Selection in the rakum palms has given rise to the sala group of cultivars of superior quality. Among them are ‘Sala MOR’ and ‘Sala sane’ ‘Sala Noenwong’ and the spineless’ ‘Sakum’. ‘Sala MOR’ and ‘Sala Sane’ originated from rakum grown near Bangkok.

            The sala cultivars do not grow as large as the rakum type e.g. leaves of ‘Sala Noenwong’ reach only 3 m this cultivar is further characterized by abundant suckering, long terminal leaflets and the light-brown colour of the fruit, which has an obtuse tip. ‘Sala MOR’ has leaves of about 4m length with shot terminal leaflets and has grayish-orange fruits with a beaked tip. The spineless ‘Sakum’ has leaves nearly as long (5m) as the rakum types and the fruit quality is not much better: there is only a little flesh covering the large stones. Both ‘sakum’ and rakum fruits are greyish orange with a short, pointed tip.

Husbandry

In a pure stand weeding is one of the main tasks during the first 1-3 years.

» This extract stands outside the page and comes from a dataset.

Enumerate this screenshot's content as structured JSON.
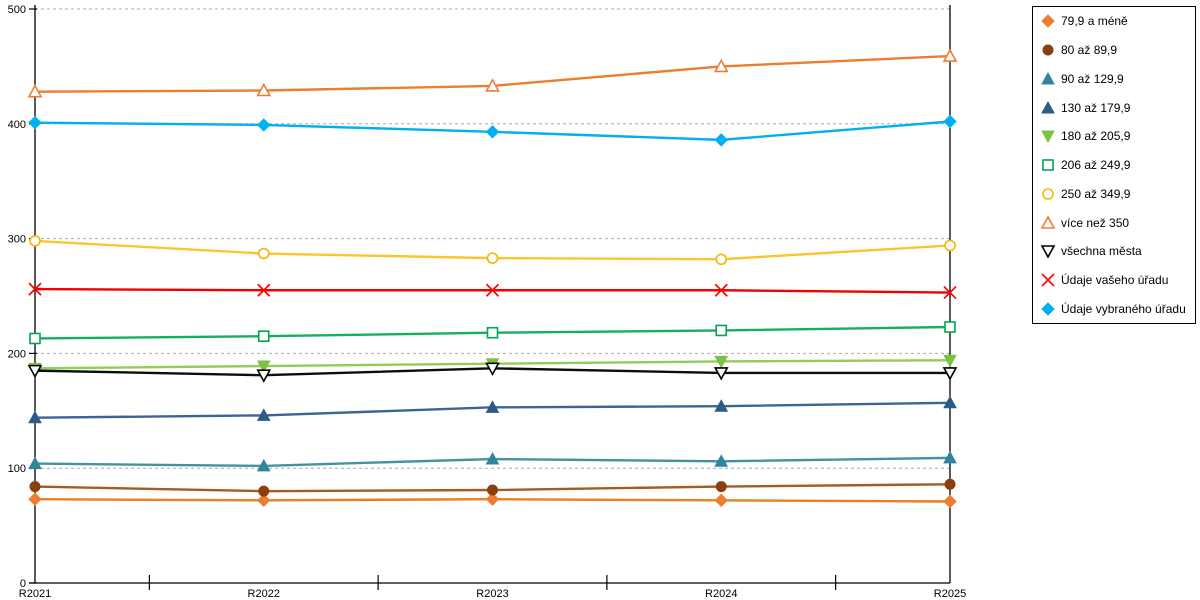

A rotary grass cutter or herbicides (Glyphosate) are commonly used to control weeds. In mixed smallholder orchards and home gardens, shading reduces weed problems and hand weeding is practiced. In young non-bearing orchards, removing suckers is the most unpleasant chore, but a must. One or two stems per clump are sufficient for good yield. Dense clumps yield poorly and are difficult to harvest. Leaf pruning is not advisable, but may be necessary to facilitate orchard operations. Irrigation in the dry season, together with application of manure and 3-4 kg per clump of a complete fertilizer with a low N-content improves yield and fruit quality considerably. Hand pollination can also raise yields substantially.

Diseases and pets

Some diseases and pests have been observed, but as the crop is relatively new and minor, the study of the causal organisms and their control has not yet received much attention. Fruit rot sometimes occurs, especially during the rainy season. In rare instances weevils attack the growing point of the palm. A fruit-eating worm is also found. Rodents cause serious loss of fruit. Farmers control the damage by covering the large infructescence with chicken wire.

Yield

The average yield of rakum palm varies from 6 to 12 t/ha per year depending on cultivars.

Storage:

The fruit must he kept under cool, moist conditions after harvesting to prevent skin desiccation. The post-harvest technology has not yet been developed. Loose packing would be the best way to handle the fruit.  There is no commercial processing of rakum so for.

Future potential:

Growing sala cultivars of this fruit is turning out to be profitable and there exists a lot of scope for the expansion of rakum cultivation. To accomplish this, few problems of this fruit such as making the dense, spiny palms more manageable and to develop post-harvest techniques which will extend the market for this special fruit, need to be solved.

            This fruit should be promoted in other tropical countries too.